右:横からの絵。左右にスリット(開口部/切れ込み)がある。
「吸う」と「吐く」が同時にできる 仕組み
吸気の行き先
鼻から吸い込んだ空気は(吸気)、行き先が2つに分かれる。
ひとつは肺へ。
もうひとつは脳につながる嗅覚領域へ進む。
1回の吸気のうち、12%もの空気が嗅覚領域へ直行する。
スリットからの排気
犬の鼻の両側には、スリット(開口部)がある。
その両側のスリットから排気ができる。(空気を吐き出せる。)
吸った空気を両側のスリットから排気している間も、鼻の中にはニオイの分子が残ったまま。排気中もニオイを感知・分析していられる。

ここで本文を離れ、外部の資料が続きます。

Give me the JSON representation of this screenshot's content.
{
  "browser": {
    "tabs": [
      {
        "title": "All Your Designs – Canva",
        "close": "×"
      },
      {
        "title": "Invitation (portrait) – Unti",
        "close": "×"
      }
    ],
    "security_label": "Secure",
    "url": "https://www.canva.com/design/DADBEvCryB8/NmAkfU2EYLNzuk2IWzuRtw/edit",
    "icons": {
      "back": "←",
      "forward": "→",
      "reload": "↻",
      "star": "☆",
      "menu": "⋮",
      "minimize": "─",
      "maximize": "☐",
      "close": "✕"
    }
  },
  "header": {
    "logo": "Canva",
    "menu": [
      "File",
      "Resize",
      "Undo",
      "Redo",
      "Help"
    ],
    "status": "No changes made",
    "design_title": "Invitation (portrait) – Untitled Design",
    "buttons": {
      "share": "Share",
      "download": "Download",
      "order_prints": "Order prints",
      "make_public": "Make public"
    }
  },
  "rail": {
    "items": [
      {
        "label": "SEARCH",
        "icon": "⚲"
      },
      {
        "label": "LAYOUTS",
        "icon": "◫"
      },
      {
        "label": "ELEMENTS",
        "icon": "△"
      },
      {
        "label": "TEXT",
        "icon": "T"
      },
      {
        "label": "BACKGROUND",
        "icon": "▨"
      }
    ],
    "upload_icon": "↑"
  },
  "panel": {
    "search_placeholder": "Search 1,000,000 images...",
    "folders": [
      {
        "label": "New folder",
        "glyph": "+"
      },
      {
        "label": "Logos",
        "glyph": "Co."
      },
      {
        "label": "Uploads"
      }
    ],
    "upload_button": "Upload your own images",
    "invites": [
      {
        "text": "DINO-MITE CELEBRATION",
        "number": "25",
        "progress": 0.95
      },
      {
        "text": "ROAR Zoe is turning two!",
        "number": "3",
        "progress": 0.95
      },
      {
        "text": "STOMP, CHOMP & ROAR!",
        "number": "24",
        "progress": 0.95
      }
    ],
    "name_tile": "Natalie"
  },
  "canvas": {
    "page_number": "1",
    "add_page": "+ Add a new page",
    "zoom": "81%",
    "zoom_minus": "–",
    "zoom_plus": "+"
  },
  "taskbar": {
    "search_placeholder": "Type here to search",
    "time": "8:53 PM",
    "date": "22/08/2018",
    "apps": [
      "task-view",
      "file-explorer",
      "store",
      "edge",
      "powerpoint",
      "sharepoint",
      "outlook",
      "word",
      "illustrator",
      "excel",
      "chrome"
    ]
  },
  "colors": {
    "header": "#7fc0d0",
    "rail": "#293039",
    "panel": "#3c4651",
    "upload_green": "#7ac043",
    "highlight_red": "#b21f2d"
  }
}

人間の場合は、排気のためのスリットはない。空気を吸った道と同じ道を通って排気する。
せっかく吸い込んだニオイ分子も一緒に出て行ってしまう。
排気が作る気流で効率アップ
スリットから出せる排気。ただ単に空気を排出しているだけではない。
なんとこの排気、空気の渦を作る。巻き上げられた空気は周囲のニオイを集める。
つまり排気が周囲のニオイ分子をかき集め、さらなるニオイを鼻に送り込むために役立つ。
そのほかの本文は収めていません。